Q. Door open or door closed?
A. Normally door closed.
Q. Did people in the department know that you and Dr. Fouraker were praying in there?
A. I would not know.
Q. Did you ever hear any talk about it?
A. No.
Q. Did you ever pray with Dr. Fouraker for things, like for equipment?
A. Probably.
Q. Okay. For staff?
A. Probably.
Q. Were any of your prayers with Dr. Fouraker for staff ever answered?
A. Well, we prayed for new personnel to come and new secretaries and new faculty members, their success. We felt that when the prayers were answered that we could move into the Eye Institute. It was finally completed, the doors were open, that we have the patient population, all those prayers were answered.
At the time of the deposition, Rowsey had left USF and gone to work for Gills at St. Luke's. So had Urban.
Q. While you were at the department, did you -- was it a practice of yours to bless people?
A. Normally people would ask me how I'm doing today and I would say, "I'm blessed and strong." I may say, "The Lord bless you today" as we exit or we leave company.
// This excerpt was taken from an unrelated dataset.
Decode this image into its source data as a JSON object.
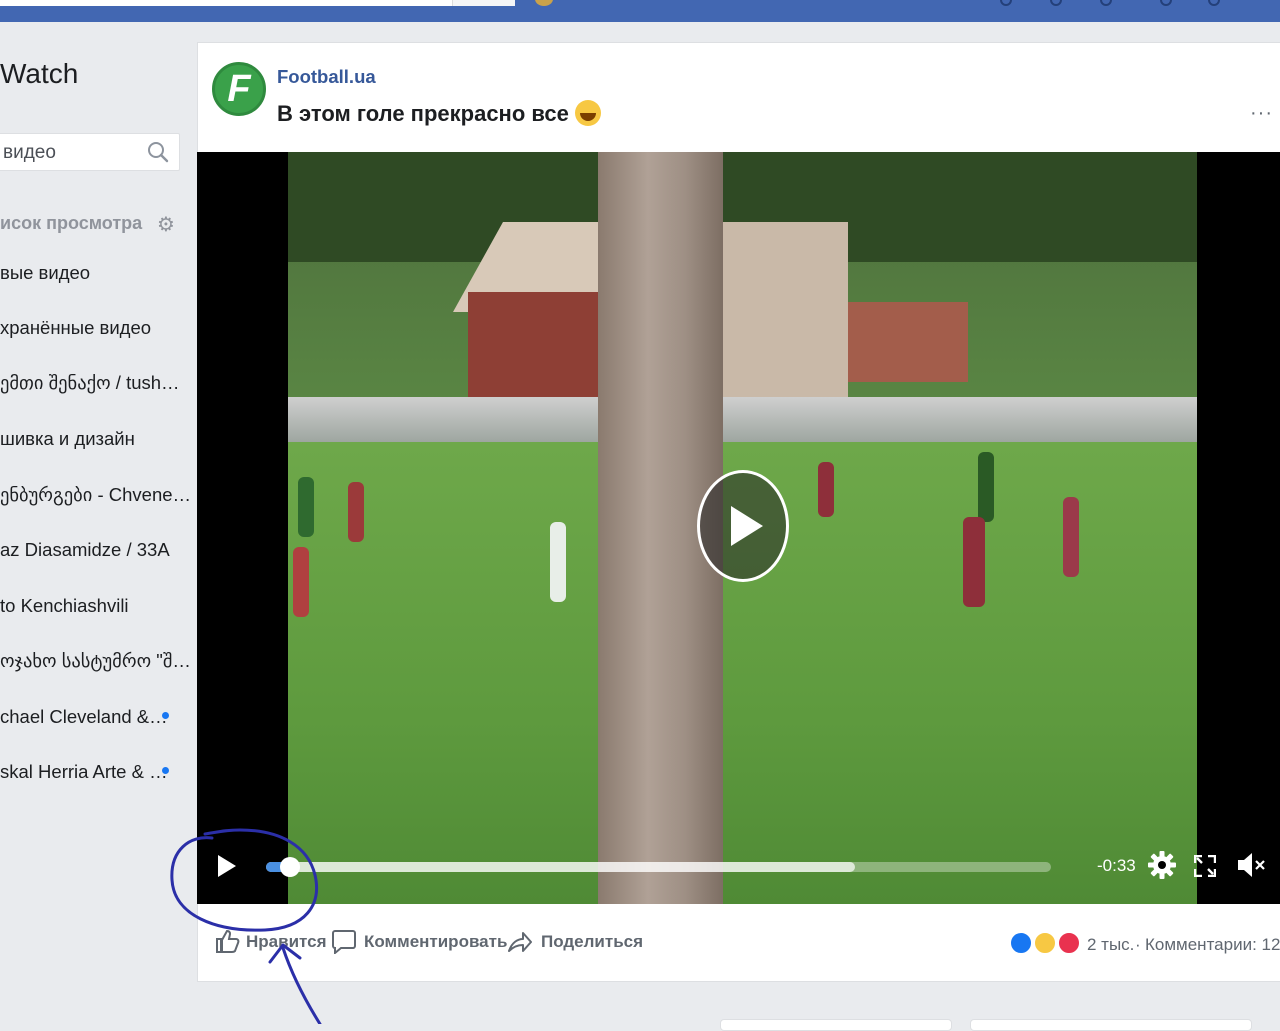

Q. Would you come up to people, touch them and tell them that they were blessed?
A. I may say, "The Lord bless you today."
Q. Okay.
A. I may say, "You're a blessing to me."
Q. And accompanied by a touch?
A. Often.
Q. Okay. You still -- I think you still do this, don't you?
A. I sure do. . . .
Q. Are you aware that people in the department, some people were uncomfortable with this blessing practice?
A. Not until I received this lawsuit, no.
Q. Are you aware now that some people were in fact uncomfortable with it?
A. Since I read the depositions, yes.
Q. Okay. And having read those, do you understand why it was that they were uncomfortable with it?
A. No.
Q. Okay. Since you have read the depositions, have you approached any of them and asked them why they were uncomfortable with it?
A. No.
Q. How come?
A. Dr. Gills told me not to hug Dr. Urban anymore.